The price increase, likely to be followed by other Japanese makers, shows how vulnerable Japanese companies still are to sharp currency fluctuations. Making matters worse, some of their fiercest competitors, South Korea’s Samsung Electronics Inc. and LG Electronics Inc., have seen the Korean won fall 30% in value against the dollar and 25% against the euro this year. The companies haven’t announced price changes in Europe. But at the very least, the weak won allows the Korean rivals to hold prices flat in Europe while absorbing some of the price cuts in North America.

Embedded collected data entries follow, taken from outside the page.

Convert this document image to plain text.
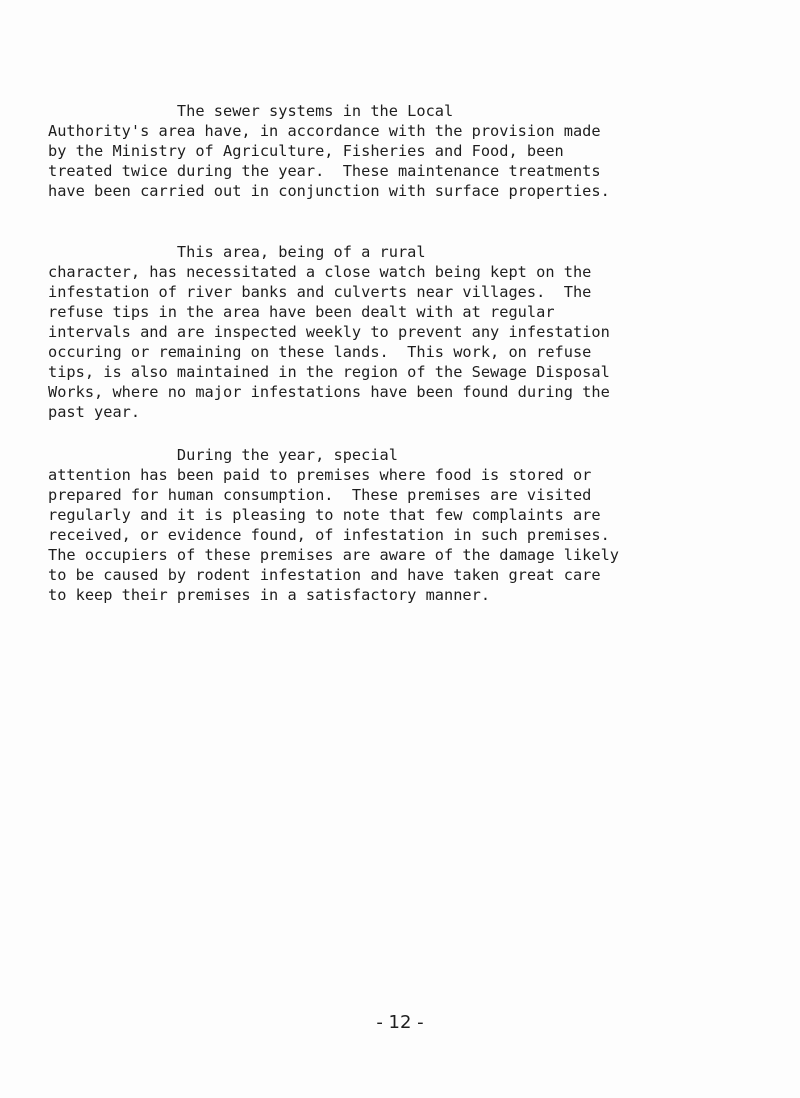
The sewer systems in the Local
Authority's area have, in accordance with the provision made
by the Ministry of Agriculture, Fisheries and Food, been
treated twice during the year.  These maintenance treatments
have been carried out in conjunction with surface properties.
This area, being of a rural
character, has necessitated a close watch being kept on the
infestation of river banks and culverts near villages.  The
refuse tips in the area have been dealt with at regular
intervals and are inspected weekly to prevent any infestation
occuring or remaining on these lands.  This work, on refuse
tips, is also maintained in the region of the Sewage Disposal
Works, where no major infestations have been found during the
past year.
During the year, special
attention has been paid to premises where food is stored or
prepared for human consumption.  These premises are visited
regularly and it is pleasing to note that few complaints are
received, or evidence found, of infestation in such premises.
The occupiers of these premises are aware of the damage likely
to be caused by rodent infestation and have taken great care
to keep their premises in a satisfactory manner.
- 12 -
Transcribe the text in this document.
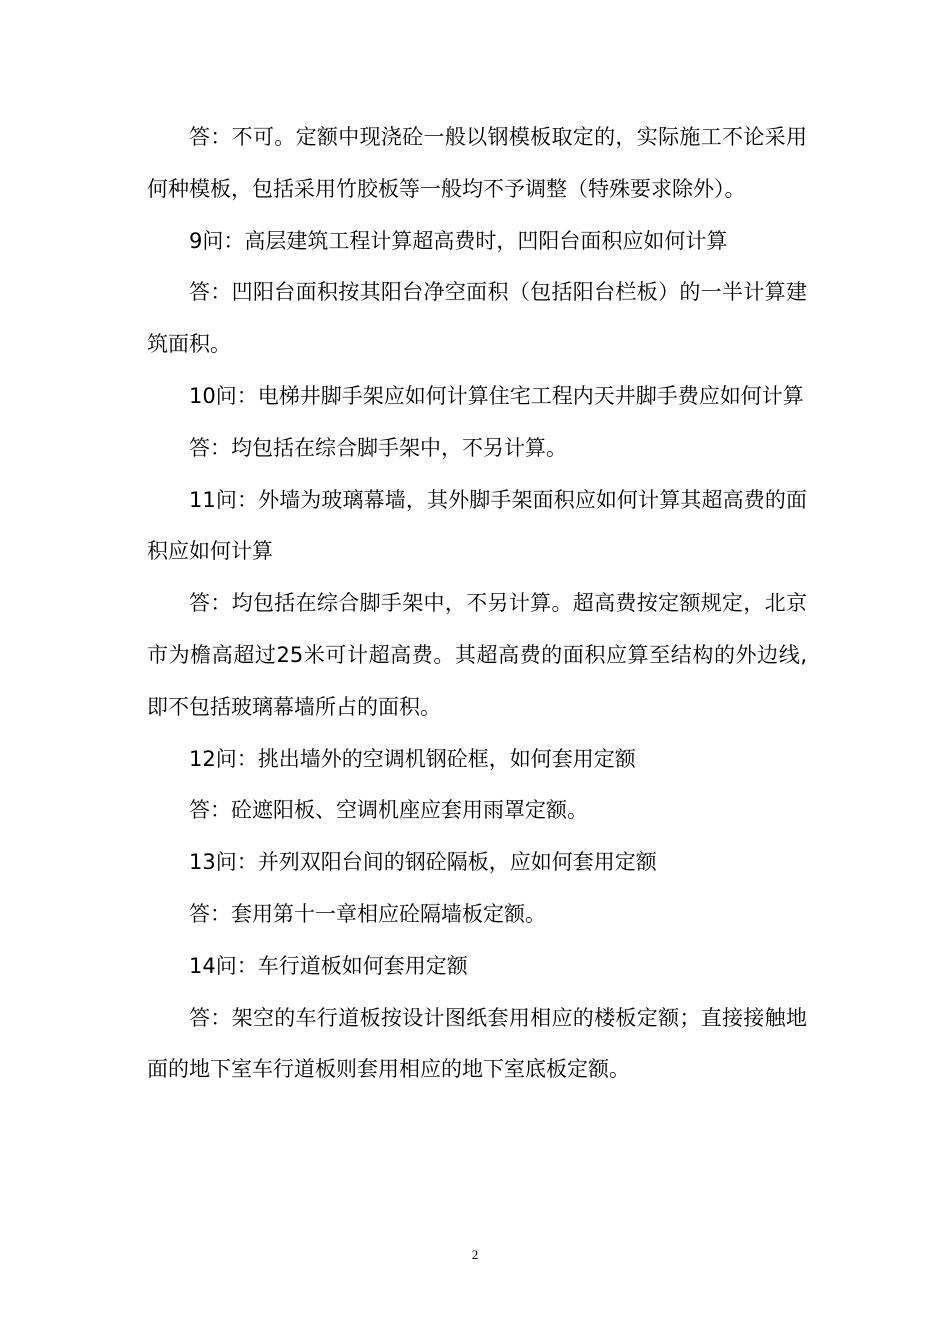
答：不可。定额中现浇砼一般以钢模板取定的，实际施工不论采用何种模板，包括采用竹胶板等一般均不予调整（特殊要求除外）。

9问：高层建筑工程计算超高费时，凹阳台面积应如何计算

答：凹阳台面积按其阳台净空面积（包括阳台栏板）的一半计算建筑面积。

10问：电梯井脚手架应如何计算住宅工程内天井脚手费应如何计算

答：均包括在综合脚手架中，不另计算。

11问：外墙为玻璃幕墙，其外脚手架面积应如何计算其超高费的面积应如何计算

答：均包括在综合脚手架中，不另计算。超高费按定额规定，北京市为檐高超过25米可计超高费。其超高费的面积应算至结构的外边线,即不包括玻璃幕墙所占的面积。

12问：挑出墙外的空调机钢砼框，如何套用定额

答：砼遮阳板、空调机座应套用雨罩定额。

13问：并列双阳台间的钢砼隔板，应如何套用定额

答：套用第十一章相应砼隔墙板定额。

14问：车行道板如何套用定额

答：架空的车行道板按设计图纸套用相应的楼板定额；直接接触地面的地下室车行道板则套用相应的地下室底板定额。

2
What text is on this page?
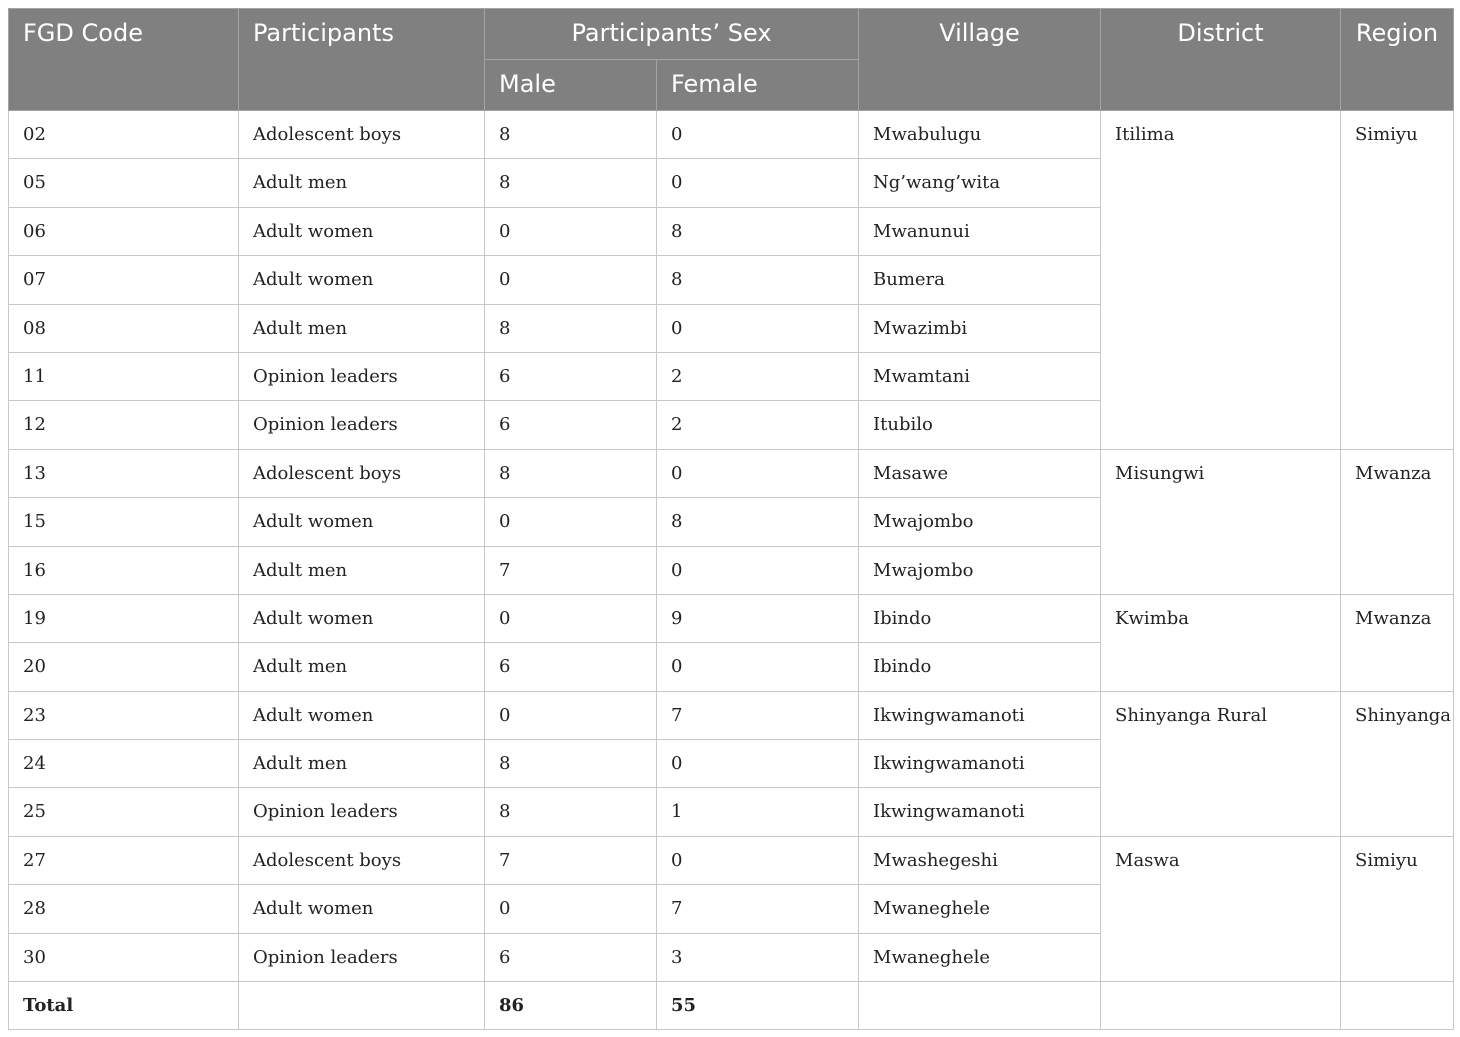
FGD Code	Participants	Participants’ Sex		Village	District	Region
		Male	Female			
02	Adolescent boys	8	0	Mwabulugu	Itilima	Simiyu
05	Adult men	8	0	Ng’wang’wita		
06	Adult women	0	8	Mwanunui		
07	Adult women	0	8	Bumera		
08	Adult men	8	0	Mwazimbi		
11	Opinion leaders	6	2	Mwamtani		
12	Opinion leaders	6	2	Itubilo		
13	Adolescent boys	8	0	Masawe	Misungwi	Mwanza
15	Adult women	0	8	Mwajombo		
16	Adult men	7	0	Mwajombo		
19	Adult women	0	9	Ibindo	Kwimba	Mwanza
20	Adult men	6	0	Ibindo		
23	Adult women	0	7	Ikwingwamanoti	Shinyanga Rural	Shinyanga
24	Adult men	8	0	Ikwingwamanoti		
25	Opinion leaders	8	1	Ikwingwamanoti		
27	Adolescent boys	7	0	Mwashegeshi	Maswa	Simiyu
28	Adult women	0	7	Mwaneghele		
30	Opinion leaders	6	3	Mwaneghele		
Total		86	55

A price increase could also slow Europe’s emergence in recent years as a critical market for Japanese electronics makers, which already face stagnating sales at home and cutthroat pricing in North America. In the past few years, the euro’s strength against the yen and a surge in consumer spending from emerging markets in Eastern Europe helped spur revenue growth.
European consumers, who tend to put an emphasis on design, have been more willing to pay a premium for high-end products compared with U.S. consumers.
Last year, for the first time in the company’s 62-year history, Europe became the largest consumer of Sony products, surpassing the domestic market and even the U.S. It is now targeting European consumers by creating new products specifically for the region, such as the Bravia EX1 LCD television, which has a built-in high-speed wireless link to allow it to double as a large-screen digital picture frame.
Earnings revisions from the biggest names in Japan’s electronics industry have been rolling in over the past few weeks, and all have placed some blame on the yen’s rise. Toshiba Corp. lowered its earnings forecast in September, followed by Canon Inc., Hitachi Corp. and Panasonic. Sony, which already issued a profit warning in October, said last week it would shutter as many as six factories and cut its electronics division work force by 16,000 workers.
Even though most Japanese companies hedge a lot of their yen foreign-currency exposure and lock in an exchange rate at three-month intervals, a sudden move by the yen often wreaks havoc on an exporter’s earnings estimates.
Sony has plants in Slovakia, Spain, Hungary and Wales to supply the European market, but many of its parts come from outside the euro zone, leaving the company’s production costs vulnerable to currency shifts.